Das Berliner Theatertreffen beginnt nach diversen Eröffnungsreden (unter anderen von Kulturstaatsministerin Monika Grütters) mit der live aus dem Schauspielhaus Zürich übertragenen Inszenierung "Einfach das Ende der Welt" von Christopher Rüping. In dem vielschichtigen Familienstück von Jean-Luc Lagarce kehrt ein todkranker, homosexueller Künstler nach Jahren in der Großstadt in die Provinz zurück. Das Mülheimer "Stücke"-Festival zeigt am Eröffnungsabend - nach Grußworten unter anderem von NRW-Kulturministerin Isabel Pfeiffer-Poensgen und einer dramaturgischen Stück-Einführung - "9/26 - Das Oktoberfestattentat" von Christine Umpfenbach. Die Produktion der Münchner Kammerspiele rekonstruiert den Anschlag vom 26. September 1980 aus der Opferperspektive. Die Autorin und Regisseurin hat dazu sechs Überlebende befragt und lässt deren Aussagen vom Ensemble quasidokumentarisch referieren.

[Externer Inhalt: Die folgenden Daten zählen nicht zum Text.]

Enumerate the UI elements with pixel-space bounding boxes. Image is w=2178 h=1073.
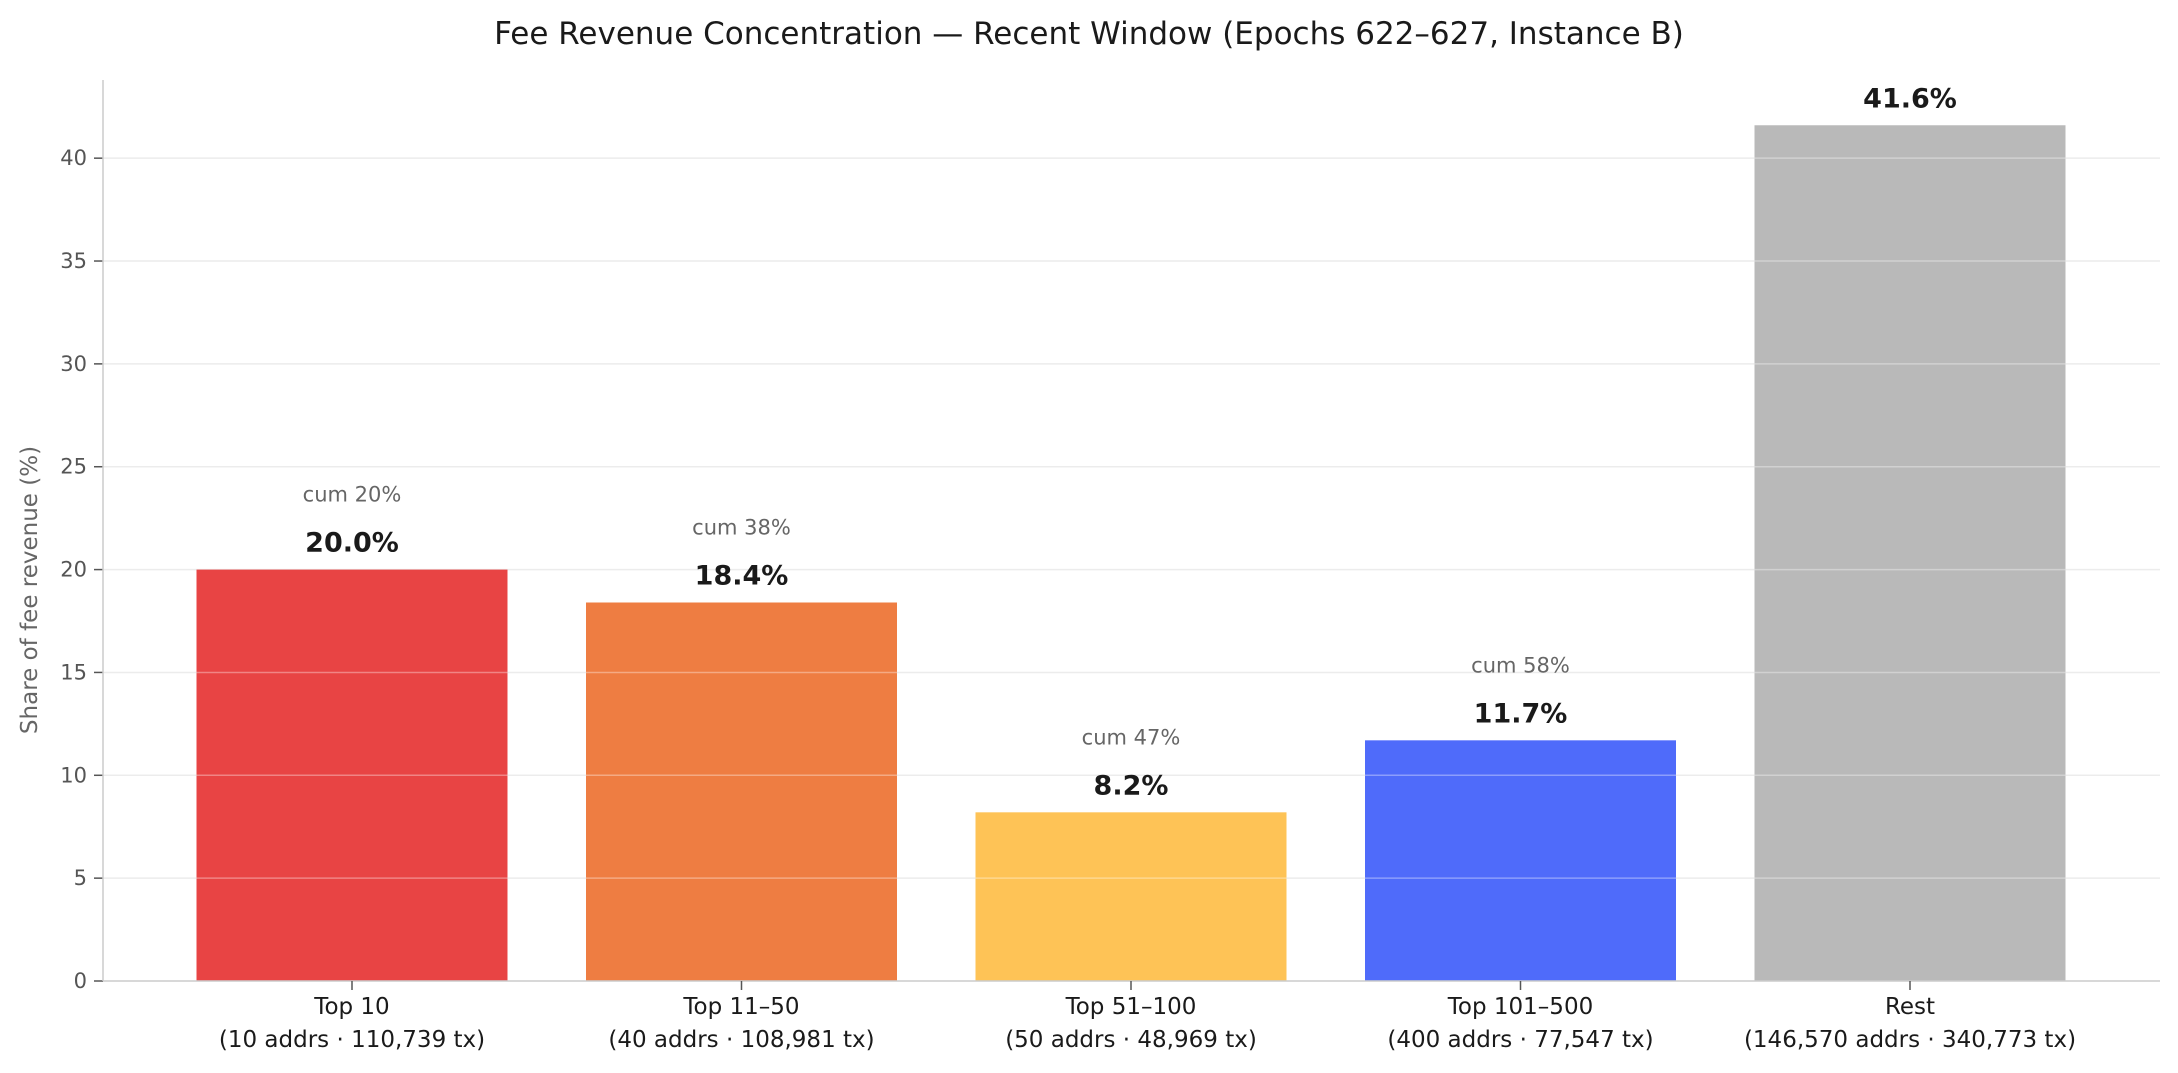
bars — [196, 125, 2066, 981]
bar — [586, 602, 897, 981]
cum-label: cum 58% — [1471, 653, 1570, 677]
y-tick-label: 15 — [60, 660, 87, 684]
x-tick-label-detail: (10 addrs · 110,739 tx) — [219, 1027, 485, 1053]
x-tick-label-detail: (50 addrs · 48,969 tx) — [1005, 1027, 1257, 1053]
cum-label: cum 20% — [303, 483, 402, 507]
x-tick-label-detail: (400 addrs · 77,547 tx) — [1387, 1027, 1653, 1053]
bar — [975, 812, 1287, 981]
y-tick-label: 10 — [60, 763, 87, 787]
x-tick-label-detail: (40 addrs · 108,981 tx) — [608, 1027, 874, 1053]
bar — [196, 569, 508, 981]
bar — [1754, 125, 2066, 981]
y-tick-label: 5 — [74, 866, 87, 890]
cum-label: cum 47% — [1082, 725, 1181, 749]
cum-label: cum 38% — [692, 515, 791, 539]
x-tick-label-detail: (146,570 addrs · 340,773 tx) — [1744, 1027, 2076, 1053]
y-tick-label: 25 — [60, 455, 87, 479]
x-tick-label: Top 10 — [313, 994, 389, 1020]
axes — [94, 80, 2160, 990]
data-label: 11.7% — [1474, 698, 1568, 729]
x-tick-label: Top 51–100 — [1065, 994, 1197, 1020]
y-tick-label: 40 — [60, 146, 87, 170]
bar — [1365, 740, 1676, 981]
y-tick-label: 20 — [60, 558, 87, 582]
x-tick-label: Top 11–50 — [682, 994, 799, 1020]
chart-title: Fee Revenue Concentration — Recent Windo… — [494, 16, 1684, 52]
data-label: 41.6% — [1863, 83, 1957, 114]
data-label: 20.0% — [305, 528, 399, 559]
x-tick-label: Top 101–500 — [1447, 994, 1593, 1020]
labels: 0 5 10 15 20 25 30 35 40 Top 10 (10 addrs · 110,73… — [60, 83, 2076, 1053]
y-tick-label: 35 — [60, 249, 87, 273]
data-label: 18.4% — [695, 560, 789, 591]
y-tick-label: 0 — [74, 969, 87, 993]
data-label: 8.2% — [1094, 770, 1169, 801]
x-tick-label: Rest — [1885, 994, 1935, 1020]
y-tick-label: 30 — [60, 352, 87, 376]
y-axis-label: Share of fee revenue (%) — [17, 446, 43, 734]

Die Streams sind 30 Stunden lang online, sämtliche Texte stehen auf der Website

Es folgen bis Festivalende Stücke von Ewe Benbenek, Sibylle Berg, Rainald Goetz, Thomas Freyer, Rebekka Kricheldorf und Boris Nikitin. Die Streams sind jeweils 30 Stunden lang online, sämtliche Texte stehen während des Festivals zum Nachlesen auf der Website. Dort gibt es auch Videoporträts zu den eingeladenen Autorinnen und Autoren. Wer von ihnen den mit 15 000 Euro dotierten Mülheimer Dramatikpreis gewinnt, wird sich am 29. Mai in einer öffentlich übertragenen Jury-Debatte herausstellen.

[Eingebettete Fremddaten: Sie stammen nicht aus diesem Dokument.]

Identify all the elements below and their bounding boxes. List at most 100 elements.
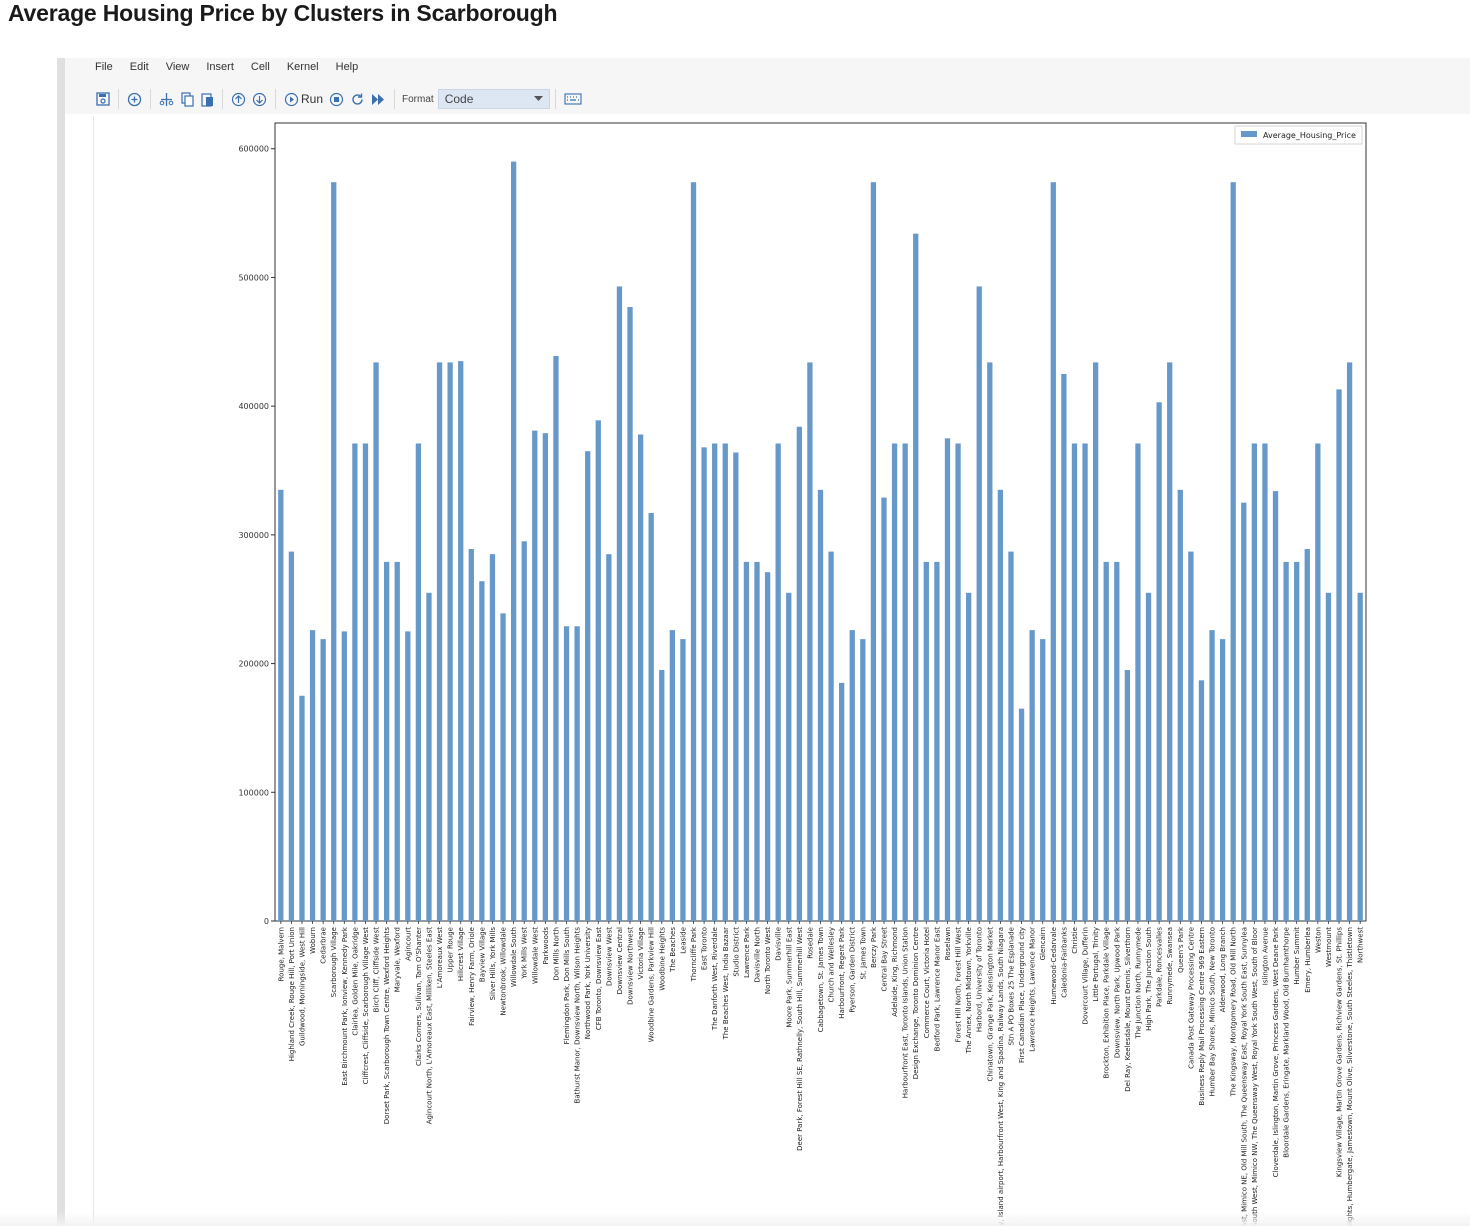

Auch beim Berliner Theatertreffen gibt es neben den zehn ausgewählten Best-of-Inszierungen traditionell einen Stückemarkt. Er ist inzwischen international und präsentiert fünf Arbeiten als Performances und szenische Lesungen. Außerdem im Programm: der digitale Showcase "Stages Unboxed" mit richtungsweisenden theatralischen Digitalformaten, die in den vergangenen Monaten entstanden sind; Diskussionen zu Machtfragen, Verantwortung und Gender-Perspektiven im Theater sowie ein Schwerpunkt zum legendären New Yorker Living Theatre anlässlich dessen siebzigjährigen Bestehens. Auch die (nachgeholte) Verleihung des Berliner Theaterpreises 2020 an die ja ohnehin preiswürdige Schauspielerin Sandra Hüller wird am Sonntagnachmittag live aus dem Festivalzentrum, dem Haus der Berliner Festspiele, gestreamt. Von der "Kraft" und dem "Geheimnis" ihres Spiels ist in der Jurybegründung die Rede. Wäre schön, wenn diese Attribute für das gesamte Festival gelten könnten: Kraft, Geheimnis, Spiel.